"Alguns dos seus vizinhos trocaram olhares, e um deles - uma dessas pessoas mal-educadas que sempre encontramos no estrangeiro - inclinou-se para a frente sobre a mesa e de facto intrometeu-se na discussão. Disse: 'Eu tenho uma vista, eu tenho uma vista.' Miss Bartlett ficou alarmada. Normalmente, numa pensão, as pessoas olhavam para elas durante um dia ou dois antes de falarem, e muitas vezes achavam que não o deveriam fazer até se terem ido embora."
E.M. Forster ("Room with a view")
A 'boa-educação', como se vê nesta peripécia do encontro de Lucy com a Itália, faz parte do sistema imunitário das nações.
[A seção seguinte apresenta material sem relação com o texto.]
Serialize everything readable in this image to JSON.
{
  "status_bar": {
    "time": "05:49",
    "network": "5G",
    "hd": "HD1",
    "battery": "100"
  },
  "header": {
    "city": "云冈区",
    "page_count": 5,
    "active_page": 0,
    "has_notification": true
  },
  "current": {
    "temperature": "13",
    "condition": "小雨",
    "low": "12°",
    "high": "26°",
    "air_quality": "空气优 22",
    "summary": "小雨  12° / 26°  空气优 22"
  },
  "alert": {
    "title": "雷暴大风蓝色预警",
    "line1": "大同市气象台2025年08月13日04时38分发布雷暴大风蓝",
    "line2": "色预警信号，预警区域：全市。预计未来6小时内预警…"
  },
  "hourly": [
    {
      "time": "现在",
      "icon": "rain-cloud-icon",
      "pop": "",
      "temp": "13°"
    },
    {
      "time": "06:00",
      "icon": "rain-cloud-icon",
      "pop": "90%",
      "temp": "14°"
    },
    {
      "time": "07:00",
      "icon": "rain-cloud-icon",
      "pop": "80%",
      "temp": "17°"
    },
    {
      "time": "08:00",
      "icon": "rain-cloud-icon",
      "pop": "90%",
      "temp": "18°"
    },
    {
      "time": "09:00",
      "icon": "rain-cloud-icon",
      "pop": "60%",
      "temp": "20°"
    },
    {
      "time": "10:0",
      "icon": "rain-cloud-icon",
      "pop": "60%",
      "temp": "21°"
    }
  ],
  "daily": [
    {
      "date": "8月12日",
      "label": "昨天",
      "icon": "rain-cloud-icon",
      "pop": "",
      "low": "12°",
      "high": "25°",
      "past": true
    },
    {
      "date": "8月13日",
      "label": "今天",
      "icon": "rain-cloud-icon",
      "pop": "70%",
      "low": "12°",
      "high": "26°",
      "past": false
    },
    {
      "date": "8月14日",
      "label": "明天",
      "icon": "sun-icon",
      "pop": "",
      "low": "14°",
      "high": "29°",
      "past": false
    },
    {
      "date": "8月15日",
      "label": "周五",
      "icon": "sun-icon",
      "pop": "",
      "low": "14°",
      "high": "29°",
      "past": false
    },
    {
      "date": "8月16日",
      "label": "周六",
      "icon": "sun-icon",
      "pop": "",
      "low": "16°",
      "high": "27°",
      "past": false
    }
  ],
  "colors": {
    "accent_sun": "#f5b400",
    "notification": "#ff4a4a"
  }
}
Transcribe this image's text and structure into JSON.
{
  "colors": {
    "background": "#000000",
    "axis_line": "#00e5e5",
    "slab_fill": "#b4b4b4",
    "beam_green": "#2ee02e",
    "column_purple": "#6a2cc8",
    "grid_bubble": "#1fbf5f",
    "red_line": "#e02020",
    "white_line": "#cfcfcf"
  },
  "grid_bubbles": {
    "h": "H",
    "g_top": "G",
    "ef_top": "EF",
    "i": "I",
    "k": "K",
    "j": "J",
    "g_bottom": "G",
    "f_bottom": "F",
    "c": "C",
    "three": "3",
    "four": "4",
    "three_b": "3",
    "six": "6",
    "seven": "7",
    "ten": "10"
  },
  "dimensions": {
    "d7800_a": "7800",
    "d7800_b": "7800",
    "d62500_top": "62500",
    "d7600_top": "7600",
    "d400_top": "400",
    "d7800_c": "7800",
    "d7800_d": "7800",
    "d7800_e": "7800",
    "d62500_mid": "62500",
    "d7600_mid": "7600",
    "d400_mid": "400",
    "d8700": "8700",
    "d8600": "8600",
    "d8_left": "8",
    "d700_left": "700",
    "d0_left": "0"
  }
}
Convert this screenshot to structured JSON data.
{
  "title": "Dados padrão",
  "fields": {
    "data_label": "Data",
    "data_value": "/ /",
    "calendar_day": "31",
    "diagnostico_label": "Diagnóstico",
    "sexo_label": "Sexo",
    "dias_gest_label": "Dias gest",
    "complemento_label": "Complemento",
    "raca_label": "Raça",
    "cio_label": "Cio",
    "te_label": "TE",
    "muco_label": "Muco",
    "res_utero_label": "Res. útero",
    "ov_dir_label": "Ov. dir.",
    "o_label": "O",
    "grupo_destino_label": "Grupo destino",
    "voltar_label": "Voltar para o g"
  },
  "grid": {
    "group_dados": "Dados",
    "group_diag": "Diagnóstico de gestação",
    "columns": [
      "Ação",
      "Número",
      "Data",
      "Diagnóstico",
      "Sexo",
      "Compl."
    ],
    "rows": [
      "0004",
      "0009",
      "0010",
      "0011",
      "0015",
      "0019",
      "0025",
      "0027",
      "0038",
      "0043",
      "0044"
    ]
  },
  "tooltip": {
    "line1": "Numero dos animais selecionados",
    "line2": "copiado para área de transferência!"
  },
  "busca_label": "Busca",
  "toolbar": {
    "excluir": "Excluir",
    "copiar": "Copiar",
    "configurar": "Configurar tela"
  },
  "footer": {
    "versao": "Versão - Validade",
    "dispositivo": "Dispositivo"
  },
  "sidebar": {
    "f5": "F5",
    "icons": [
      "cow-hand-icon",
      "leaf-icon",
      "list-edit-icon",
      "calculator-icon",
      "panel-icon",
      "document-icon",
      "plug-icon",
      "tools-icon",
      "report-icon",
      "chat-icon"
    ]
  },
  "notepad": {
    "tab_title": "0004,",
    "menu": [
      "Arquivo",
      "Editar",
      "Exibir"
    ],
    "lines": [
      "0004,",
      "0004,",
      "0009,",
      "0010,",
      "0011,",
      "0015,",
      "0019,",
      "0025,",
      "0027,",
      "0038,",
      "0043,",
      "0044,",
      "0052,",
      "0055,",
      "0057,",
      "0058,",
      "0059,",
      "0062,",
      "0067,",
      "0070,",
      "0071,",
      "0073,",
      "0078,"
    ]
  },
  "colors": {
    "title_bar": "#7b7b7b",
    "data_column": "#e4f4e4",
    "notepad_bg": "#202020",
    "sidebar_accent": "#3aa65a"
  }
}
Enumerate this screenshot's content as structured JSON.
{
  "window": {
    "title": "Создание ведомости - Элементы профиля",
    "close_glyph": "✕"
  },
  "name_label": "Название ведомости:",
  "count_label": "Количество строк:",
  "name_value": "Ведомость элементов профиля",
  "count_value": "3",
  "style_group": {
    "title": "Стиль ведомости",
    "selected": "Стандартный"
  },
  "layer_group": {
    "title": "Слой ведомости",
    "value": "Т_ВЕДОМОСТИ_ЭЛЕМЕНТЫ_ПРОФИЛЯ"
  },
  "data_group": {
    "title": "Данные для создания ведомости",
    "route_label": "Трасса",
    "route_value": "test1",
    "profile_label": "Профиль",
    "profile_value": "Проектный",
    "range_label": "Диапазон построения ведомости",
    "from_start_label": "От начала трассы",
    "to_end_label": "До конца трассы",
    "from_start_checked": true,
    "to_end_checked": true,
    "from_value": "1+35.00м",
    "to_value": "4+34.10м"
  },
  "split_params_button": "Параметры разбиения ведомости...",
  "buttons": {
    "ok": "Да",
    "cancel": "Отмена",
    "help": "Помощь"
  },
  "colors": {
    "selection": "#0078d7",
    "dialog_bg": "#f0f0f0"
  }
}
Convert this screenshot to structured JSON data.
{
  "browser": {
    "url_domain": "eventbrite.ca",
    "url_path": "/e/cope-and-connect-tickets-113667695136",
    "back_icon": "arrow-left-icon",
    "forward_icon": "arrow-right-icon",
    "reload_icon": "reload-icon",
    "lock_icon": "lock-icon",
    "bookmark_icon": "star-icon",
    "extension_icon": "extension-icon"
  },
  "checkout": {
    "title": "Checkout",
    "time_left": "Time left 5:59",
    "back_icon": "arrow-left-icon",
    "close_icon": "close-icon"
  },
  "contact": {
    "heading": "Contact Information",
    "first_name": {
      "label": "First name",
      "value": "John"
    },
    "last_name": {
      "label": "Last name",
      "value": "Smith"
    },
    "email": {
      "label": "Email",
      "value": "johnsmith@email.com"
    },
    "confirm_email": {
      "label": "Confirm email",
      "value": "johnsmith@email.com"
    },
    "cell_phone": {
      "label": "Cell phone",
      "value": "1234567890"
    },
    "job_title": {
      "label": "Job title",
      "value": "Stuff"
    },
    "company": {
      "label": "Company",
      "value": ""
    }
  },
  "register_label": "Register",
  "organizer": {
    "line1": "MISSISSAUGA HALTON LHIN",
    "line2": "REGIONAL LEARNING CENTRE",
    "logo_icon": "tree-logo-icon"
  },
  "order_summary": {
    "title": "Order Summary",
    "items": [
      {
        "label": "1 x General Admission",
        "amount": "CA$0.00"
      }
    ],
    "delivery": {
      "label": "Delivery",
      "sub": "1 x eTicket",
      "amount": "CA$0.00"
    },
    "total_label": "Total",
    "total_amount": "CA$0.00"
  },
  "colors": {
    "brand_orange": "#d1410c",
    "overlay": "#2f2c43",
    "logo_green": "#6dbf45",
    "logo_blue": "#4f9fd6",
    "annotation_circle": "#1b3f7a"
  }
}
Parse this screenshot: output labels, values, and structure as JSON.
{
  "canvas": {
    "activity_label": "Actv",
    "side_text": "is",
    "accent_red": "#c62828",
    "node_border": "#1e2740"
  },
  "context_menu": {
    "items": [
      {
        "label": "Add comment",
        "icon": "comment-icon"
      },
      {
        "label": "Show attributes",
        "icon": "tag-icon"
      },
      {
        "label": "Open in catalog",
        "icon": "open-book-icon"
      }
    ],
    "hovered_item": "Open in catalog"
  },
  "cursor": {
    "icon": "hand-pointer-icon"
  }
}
O viajante pode deixar o país com o sentimento de que perdeu algo de importante, por não abandonar, nem por um momento, o protocolo 'sanitário', mas então já será tarde.
Não foi o caso desta jovem inglesa que (era uma mudança de época nos costumes) cedeu, como o autor diz, ao encanto pernicioso de Itália e "começou a ser feliz". O que o romancista quer dizer com isso é que Miss Hobeycomb voluntariamente se esqueceu do que lhe tinham ensinado até ali, para se entregar, de alma e coração, à sugestão de uma cultura antiquíssima que parecia liberta miraculosamente da sua história, para responder à infinita expectativa de um coração jovem.
Claro que o resto da história, com o regresso a Inglaterra e o anunciado casamento fecha o parêntesis romanesco e a 'boa-educação' volta a impor-se.
O mito de Itália, como paraíso da arte e do saber-viver, foi a vacina de que Miss Honeycomb precisava para incarnar, a 'persona' que desde o início lhe estava destinada. A nostalgia dessa liberdade de prazeres e sentimento não é, afinal de contas, muito diferente de outras 'peles' que mudamos, a começar pela da juventude.